“No. You’re still muddled after floundering in the mud of South America. What possessed you to let that cheerful idiot, Wally Hart, put you in the cart?”
“How could I help it? I was extracting some really helpful facts about Siddle and Elkin from Tomlin and the others when a shock-headed whirlwind blew in, and nearly embraced me because I claimed acquaintance with the El Dorado bar in Buenos Ayres. From that instant I was lost. Like St. Augustine on the gridiron, no sooner was I nicely toasted on one side than I was turned on to the other. That grinning penny-a-liner, Peters, too, helped as assistant torturer. Wait till he asks me for a ‘pointer’ in this or any other case. He sold me a pup to-day, but I’ll land him with a full-sized mastiff.”
“No, you won’t. He’s done you a lot of good. You were simply reeking with conceit when I met you this morning. It was ‘Siddle this’ and ‘Siddle that’ until you fairly sickened me. One would have thought I hadn’t cleared the ground for you, left you with all lines open and yourself unknown to the enemy. Sometimes, you make me tired.”
“Sorry, Charles,” said Winter patronizingly. “I had a bit of luck on Sunday, I admit. The chance turn taken by the conversation with Doris, with the result that I was able to occupy a strategic position on the cliff, and hear every word Siddle uttered, was really fortunate. But, isn’t that just what men mean when they prate of success? Opportunity knocks once at every man’s door, says the old saw. The clever man grabs hold instantly. The indolent one, often a mere gabbler, opens his eyes and his mouth weeks afterwards, and cries, ‘Dear me! Was that the much-looked-for opportunity?’ Of course, Robinson’s by-play with the sack and rope was merely thrown in by the prodigal hand of Fate.”
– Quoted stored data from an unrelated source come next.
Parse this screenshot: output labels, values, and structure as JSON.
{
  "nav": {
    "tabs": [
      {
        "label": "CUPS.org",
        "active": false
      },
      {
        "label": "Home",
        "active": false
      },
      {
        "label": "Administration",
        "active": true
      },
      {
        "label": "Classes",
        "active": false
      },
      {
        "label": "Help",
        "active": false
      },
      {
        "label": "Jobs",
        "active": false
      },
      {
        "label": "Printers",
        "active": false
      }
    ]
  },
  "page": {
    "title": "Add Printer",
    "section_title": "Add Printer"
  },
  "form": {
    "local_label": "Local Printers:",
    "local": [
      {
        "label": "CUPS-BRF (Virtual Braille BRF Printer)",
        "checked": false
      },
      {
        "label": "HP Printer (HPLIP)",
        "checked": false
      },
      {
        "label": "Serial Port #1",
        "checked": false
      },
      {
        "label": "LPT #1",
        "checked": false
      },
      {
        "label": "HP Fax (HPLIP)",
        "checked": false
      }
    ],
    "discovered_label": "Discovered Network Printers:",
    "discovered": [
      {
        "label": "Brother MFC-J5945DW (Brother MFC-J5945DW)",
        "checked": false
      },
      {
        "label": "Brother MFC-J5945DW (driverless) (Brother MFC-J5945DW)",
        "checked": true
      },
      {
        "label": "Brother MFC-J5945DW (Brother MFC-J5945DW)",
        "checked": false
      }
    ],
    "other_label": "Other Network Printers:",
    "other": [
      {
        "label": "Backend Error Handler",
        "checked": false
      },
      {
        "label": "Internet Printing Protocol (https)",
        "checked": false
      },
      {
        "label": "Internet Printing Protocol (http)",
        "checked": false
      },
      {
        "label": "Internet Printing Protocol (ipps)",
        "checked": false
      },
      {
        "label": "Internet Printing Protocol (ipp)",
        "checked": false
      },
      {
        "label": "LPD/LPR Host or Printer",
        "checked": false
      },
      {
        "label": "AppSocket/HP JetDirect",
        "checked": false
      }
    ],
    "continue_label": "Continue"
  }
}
“Stop!” yelped Furneaux. “Another platitude, and I’ll assault you with the tongs!”
It was the invariable habit of the Big ’Un and Little ’Un to quarrel like cat and dog when the toils were closing in around a suspect. Woe, then, to the malefactor! His was a parlous state.
“Let’s cool down, Charles!” said Winter, opening a leather case, and selecting, with great care, one out of half a dozen precisely similar cigars. “We’re pretty sure of our man, but we haven’t a scrap of evidence against him. How, or where, to begin ringing him in I haven’t the faintest notion. If only he’d kill Grant we’d get him at once.”
“But he won’t. He trusts to Ingerman playing that part of the game. He’s as artful as a pet fox. I bought soap, and a pound of sal volatile, but he did up each parcel with sealing-wax.”
“Sal volatile!” smiled Winter. “I, too, went in for soap, but my imagination would not soar beyond a packet of cotton-wool. It was the lumpiest thing I could think of.”
“And perfectly useless!” sneered Furneaux. “I must say you do fling the taxpayers’ money about. Now, my little lot will keep the electric bells in my flat in order for two years.”